The U.S. Department of the Treasury’s Community Development Financial Institutions Fund (CDFI Fund) today released a summary report and data collected on all New Markets Tax Credit (NMTC) investments across the nation through the fiscal year (FY) 2021 reporting period. The CDFI Fund requires all Community Development Entities (CDEs) that have been awarded NMTC allocations to submit an annual report detailing how they invested Qualified Equity Investment (QEI) proceeds in low-income communities. These reports must be submitted to the CDFI Fund by CDEs, along with their audited financial statements, within six months after the end of their fiscal year.
Key highlights from the summary report include:
- Based on program activities reported through the FY 2021 reporting period, $62.5 billion in NMTC investments were directed through both Real Estate and Non-Real Estate Qualified Active Low-Income Community Business (QALICBs) and investments made through other CDEs.
- Based on program activities reported through the FY 2021 reporting period, Allocatees disbursed a total of $62.5 billion in QEI proceeds to 7,510 QALICBs.
- Through the FY 2021 reporting period, NMTC financing has been used to construct or rehabilitate over 238 million square feet of commercial real estate.
- In FY 2021, NMTC financing helped to create or rehabilitate over 13.9 million square feet of commercial real estate.
- Through the FY 2021 reporting period, nearly $25 billion in investments were made in community facility projects.
- In FY 2021, over 42% of Qualified Low-Income Community Investments (QLICIs), which totaled more than $1.4 billion, were investments in projects with a community facility component.
- Through the FY 2021 reporting period, approximately 17,000 units of housing that have been created are reported as affordable housing.
- Through the FY2021 reporting period, NMTC investments have led to the reported creation or retention of over 512,200 construction jobs and over 344,000 permanent jobs in businesses financed.

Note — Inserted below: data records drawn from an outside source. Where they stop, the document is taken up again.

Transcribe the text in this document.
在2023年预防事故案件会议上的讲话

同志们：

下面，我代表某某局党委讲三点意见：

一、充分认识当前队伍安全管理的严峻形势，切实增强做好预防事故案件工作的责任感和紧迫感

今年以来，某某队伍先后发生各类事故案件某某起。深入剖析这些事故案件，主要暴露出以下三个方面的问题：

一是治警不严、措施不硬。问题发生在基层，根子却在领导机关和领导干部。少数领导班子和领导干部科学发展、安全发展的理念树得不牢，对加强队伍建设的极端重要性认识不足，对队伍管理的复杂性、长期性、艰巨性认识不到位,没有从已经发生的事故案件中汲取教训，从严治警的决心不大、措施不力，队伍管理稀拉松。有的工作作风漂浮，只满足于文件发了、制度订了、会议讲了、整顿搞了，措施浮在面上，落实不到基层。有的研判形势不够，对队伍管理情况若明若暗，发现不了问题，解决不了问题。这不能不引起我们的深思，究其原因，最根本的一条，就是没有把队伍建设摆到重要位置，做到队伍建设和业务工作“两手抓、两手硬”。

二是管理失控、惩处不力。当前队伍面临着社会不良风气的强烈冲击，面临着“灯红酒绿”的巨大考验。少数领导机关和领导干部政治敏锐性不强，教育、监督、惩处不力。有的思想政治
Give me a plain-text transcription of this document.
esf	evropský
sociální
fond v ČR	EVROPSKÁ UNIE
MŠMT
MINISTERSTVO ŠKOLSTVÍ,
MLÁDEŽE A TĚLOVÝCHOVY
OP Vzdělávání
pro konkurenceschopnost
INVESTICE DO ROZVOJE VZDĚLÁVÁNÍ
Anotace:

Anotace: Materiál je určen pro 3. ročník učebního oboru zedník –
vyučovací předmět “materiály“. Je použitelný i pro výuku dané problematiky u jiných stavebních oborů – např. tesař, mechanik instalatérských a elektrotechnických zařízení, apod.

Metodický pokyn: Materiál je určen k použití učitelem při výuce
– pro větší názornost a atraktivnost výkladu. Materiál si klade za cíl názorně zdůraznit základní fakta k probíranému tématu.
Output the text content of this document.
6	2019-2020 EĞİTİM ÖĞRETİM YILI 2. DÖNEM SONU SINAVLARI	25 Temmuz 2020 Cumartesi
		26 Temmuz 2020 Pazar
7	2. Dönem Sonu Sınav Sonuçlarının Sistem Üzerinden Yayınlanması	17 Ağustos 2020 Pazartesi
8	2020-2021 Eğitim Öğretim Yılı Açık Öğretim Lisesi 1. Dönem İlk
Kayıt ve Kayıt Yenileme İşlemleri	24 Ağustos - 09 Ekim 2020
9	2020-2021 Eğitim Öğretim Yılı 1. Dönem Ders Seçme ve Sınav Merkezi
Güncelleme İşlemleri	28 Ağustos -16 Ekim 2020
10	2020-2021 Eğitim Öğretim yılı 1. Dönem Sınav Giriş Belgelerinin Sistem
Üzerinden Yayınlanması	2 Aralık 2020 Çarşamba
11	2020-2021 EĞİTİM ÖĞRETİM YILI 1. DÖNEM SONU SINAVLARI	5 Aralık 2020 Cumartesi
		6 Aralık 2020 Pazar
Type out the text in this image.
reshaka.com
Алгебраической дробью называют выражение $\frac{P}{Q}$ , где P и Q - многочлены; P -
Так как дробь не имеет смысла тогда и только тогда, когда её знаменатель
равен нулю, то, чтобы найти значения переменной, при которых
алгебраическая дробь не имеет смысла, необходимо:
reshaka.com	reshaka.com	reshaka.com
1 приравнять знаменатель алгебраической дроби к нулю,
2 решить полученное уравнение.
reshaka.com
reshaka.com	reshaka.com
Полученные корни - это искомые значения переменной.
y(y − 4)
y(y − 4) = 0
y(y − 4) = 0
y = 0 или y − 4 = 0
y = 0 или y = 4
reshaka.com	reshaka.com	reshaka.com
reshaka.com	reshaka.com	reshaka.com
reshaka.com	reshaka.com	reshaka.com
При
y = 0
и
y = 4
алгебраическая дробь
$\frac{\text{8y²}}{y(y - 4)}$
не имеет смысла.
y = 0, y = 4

The summary report also documents the extent to which: (1) CDEs go beyond the minimum statutory definition of Low-Income Communities by committing to serve areas of higher distress, rural areas or targeted populations (slides 11-14); (2) CDEs leverage the NMTC to offer financing with flexible or non-traditional rates and terms (slides 15-17); and (3) CDEs commit to innovative uses of NMTC financing (slides 18-22).
About the NMTC Program
The NMTC Program enables economically distressed communities to leverage private investment capital by providing investors with a federal tax credit. All NMTC investments must meet statutory qualifications for their investors to be able to claim the tax credit. The vast majority of NMTC investments are made within statutorily defined “Low-Income Communities.” Low-Income Communities are census tracts with a poverty rate of 20% or greater, or a median family income at or below 80% of the applicable area median family income. In addition to investments located in Low-Income Communities, investments can qualify for NMTCs under other statutory provisions designed to target certain areas or populations, including provisions for Rural Counties, and Low-Income Targeted Populations.
Through the first 18 application rounds of the NMTC Program, the CDFI Fund has made 1,461 allocations, allocating a total of $71 billion in tax credit authority to CDEs through a competitive application process. This $71 billion includes $3 billion in Recovery Act allocations and $1 billion of special allocation authority to be used for the recovery and redevelopment of the Gulf Opportunity Zone.